Eleições mornas dificultam leitura dos resultados
“Que lições podemos tirar destas eleições?”, pensava eu enquanto voltava para casa depois de cumprir minha obrigação democrática, esta coluna esperando para ser escrita. Seções sem filas, nenhum cabo eleitoral distribuindo santinhos nas imediações do local de votação, ruas desertas como num feriado qualquer – nem parecia dia de eleição.
A pandemia foi apontada por muitos como a principal razão para o desinteresse demonstrado pelo eleitor com o pleito deste ano. Certamente o medo da contaminação e as medidas de distanciamento social tiveram sua importância, mas o novo coronavírus está longe de ser a única explicação.
Nos últimos meses os governos locais flexibilizaram as restrições às atividades econômicas e sociais, e muitos de nós também relaxamos as limitações auto impostas de circulação. Dados compilados pelo aplicativo Waze e disponibilizados pelo Banco Interamericano de Desenvolvimento (BID) mostram que a taxa de congestionamento de trânsito nas regiões metropolitanas brasileiras, que chegaram a cair mais de 80% em abril, já estavam “apenas” 8% menores na última semana. O relatório de mobilidade urbana do Google também vai na mesma direção, indicando que a frequência a locais de trabalho, que atingiu -34% na última semana de março, já havia recuperado para -5% no dia 10, na média nacional.
Com bares lotados, comércio reaberto e até atividades de lazer e interação social (como clubes, academias e cultos) liberadas, seria muito raso atribuir à pandemia a culpa pelas eleições mais mornas de nosso passado recente.
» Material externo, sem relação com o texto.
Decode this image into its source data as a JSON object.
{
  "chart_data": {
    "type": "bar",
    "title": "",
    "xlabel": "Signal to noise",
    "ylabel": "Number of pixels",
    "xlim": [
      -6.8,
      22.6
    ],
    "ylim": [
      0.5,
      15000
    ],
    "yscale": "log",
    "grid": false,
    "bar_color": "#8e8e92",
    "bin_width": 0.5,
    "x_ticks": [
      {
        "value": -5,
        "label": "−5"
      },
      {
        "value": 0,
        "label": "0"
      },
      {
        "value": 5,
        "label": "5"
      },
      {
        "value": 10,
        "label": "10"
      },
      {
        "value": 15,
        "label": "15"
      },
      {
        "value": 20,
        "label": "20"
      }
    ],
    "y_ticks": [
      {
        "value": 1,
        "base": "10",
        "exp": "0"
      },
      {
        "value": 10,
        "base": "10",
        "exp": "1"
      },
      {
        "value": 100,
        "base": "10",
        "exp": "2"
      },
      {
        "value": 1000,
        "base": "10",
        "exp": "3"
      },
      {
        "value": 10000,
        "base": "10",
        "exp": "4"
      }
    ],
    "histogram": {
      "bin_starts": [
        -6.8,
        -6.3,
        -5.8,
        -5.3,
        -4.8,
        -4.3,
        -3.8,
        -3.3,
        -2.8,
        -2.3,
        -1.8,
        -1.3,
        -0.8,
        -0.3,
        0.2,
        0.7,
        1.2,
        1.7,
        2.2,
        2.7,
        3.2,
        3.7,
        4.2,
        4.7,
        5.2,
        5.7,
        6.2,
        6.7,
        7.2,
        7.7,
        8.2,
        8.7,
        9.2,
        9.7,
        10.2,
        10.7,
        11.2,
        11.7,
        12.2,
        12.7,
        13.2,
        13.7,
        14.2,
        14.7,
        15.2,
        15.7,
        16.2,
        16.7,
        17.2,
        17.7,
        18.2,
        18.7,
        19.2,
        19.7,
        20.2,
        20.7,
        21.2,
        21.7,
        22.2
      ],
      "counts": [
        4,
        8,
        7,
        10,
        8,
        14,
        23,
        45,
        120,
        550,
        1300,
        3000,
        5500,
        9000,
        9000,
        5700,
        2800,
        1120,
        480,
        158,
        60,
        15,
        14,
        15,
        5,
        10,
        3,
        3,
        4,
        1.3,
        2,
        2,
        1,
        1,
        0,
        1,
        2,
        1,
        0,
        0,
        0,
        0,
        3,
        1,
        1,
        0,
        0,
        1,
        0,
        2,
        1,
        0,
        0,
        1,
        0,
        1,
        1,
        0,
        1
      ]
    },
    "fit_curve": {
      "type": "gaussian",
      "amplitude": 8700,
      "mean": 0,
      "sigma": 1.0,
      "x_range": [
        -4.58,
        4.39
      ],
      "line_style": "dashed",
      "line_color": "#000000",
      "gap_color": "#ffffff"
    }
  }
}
Afinal, se as campanhas não ganharam as ruas, tampouco agitaram as redes sociais. Depois de tudo o que se falou sobre o poder dessas novas mídias em 2018, a disputa entre Biden e Trump teve repercussão imensamente superior nos grupos de WhatsApp e no Twitter dos brasileiros do que o pleito atual.
Embora careça de comprovação científica a hipótese de que as eleições municipais são uma prévia das disputas gerais a serem realizadas dois anos depois, sempre houve uma conexão entre o local e o nacional, seja olhando para frente ou para trás.
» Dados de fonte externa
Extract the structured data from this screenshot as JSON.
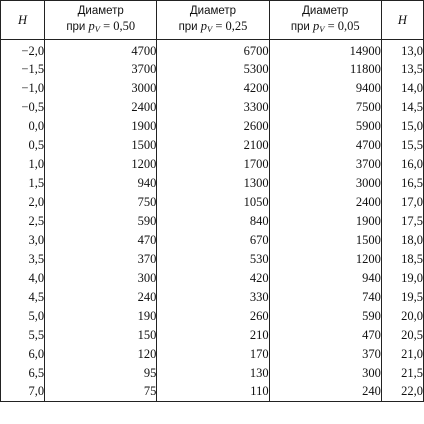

Em 1992, o processo de impeachment de Collor impulsionou a vitória de muitos candidatos da esquerda (PT e PDT), e a implantação do Plano Real foi fundamental para o sucesso dos partidos da base de apoio de FHC em 1996.
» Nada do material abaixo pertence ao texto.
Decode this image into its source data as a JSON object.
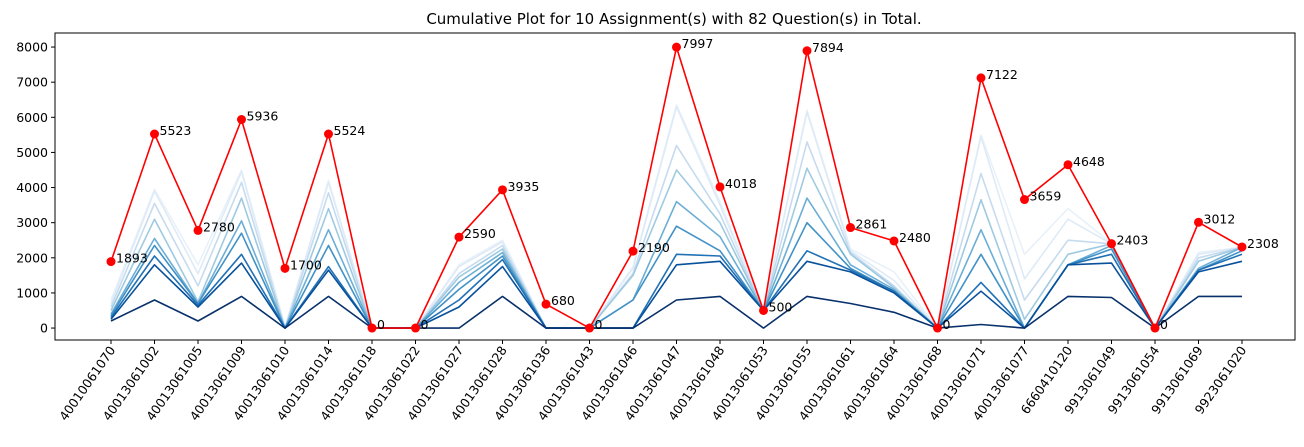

Na sequência, os três principais partidos da redemocratização dominaram também o poder na maioria das cidades brasileiras na primeira década do século, com MDB, PSDB e PT angariando a maioria das prefeituras do país (e não só nas capitais).
Mas eleições municipais também funcionam como pequenos sismos que podem anunciar grandes terremotos políticos sendo gestados nas entranhas do território nacional. Foi assim em 2000, quando a vitória do PT em seis capitais importantes, nas cinco regiões geográficas, sinalizou que o partido abria caminho para alçar seu voo mais alto, com a eleição de Lula dois anos depois. Da mesma forma, o efeito devastador da Lava-Jato, o impedimento de Dilma e a crise econômica aplicaram uma surra nos petistas em 2016, permitindo o avanço de um discurso anti-establishment e conservador que desaguou na onda bolsonarista de dois anos atrás.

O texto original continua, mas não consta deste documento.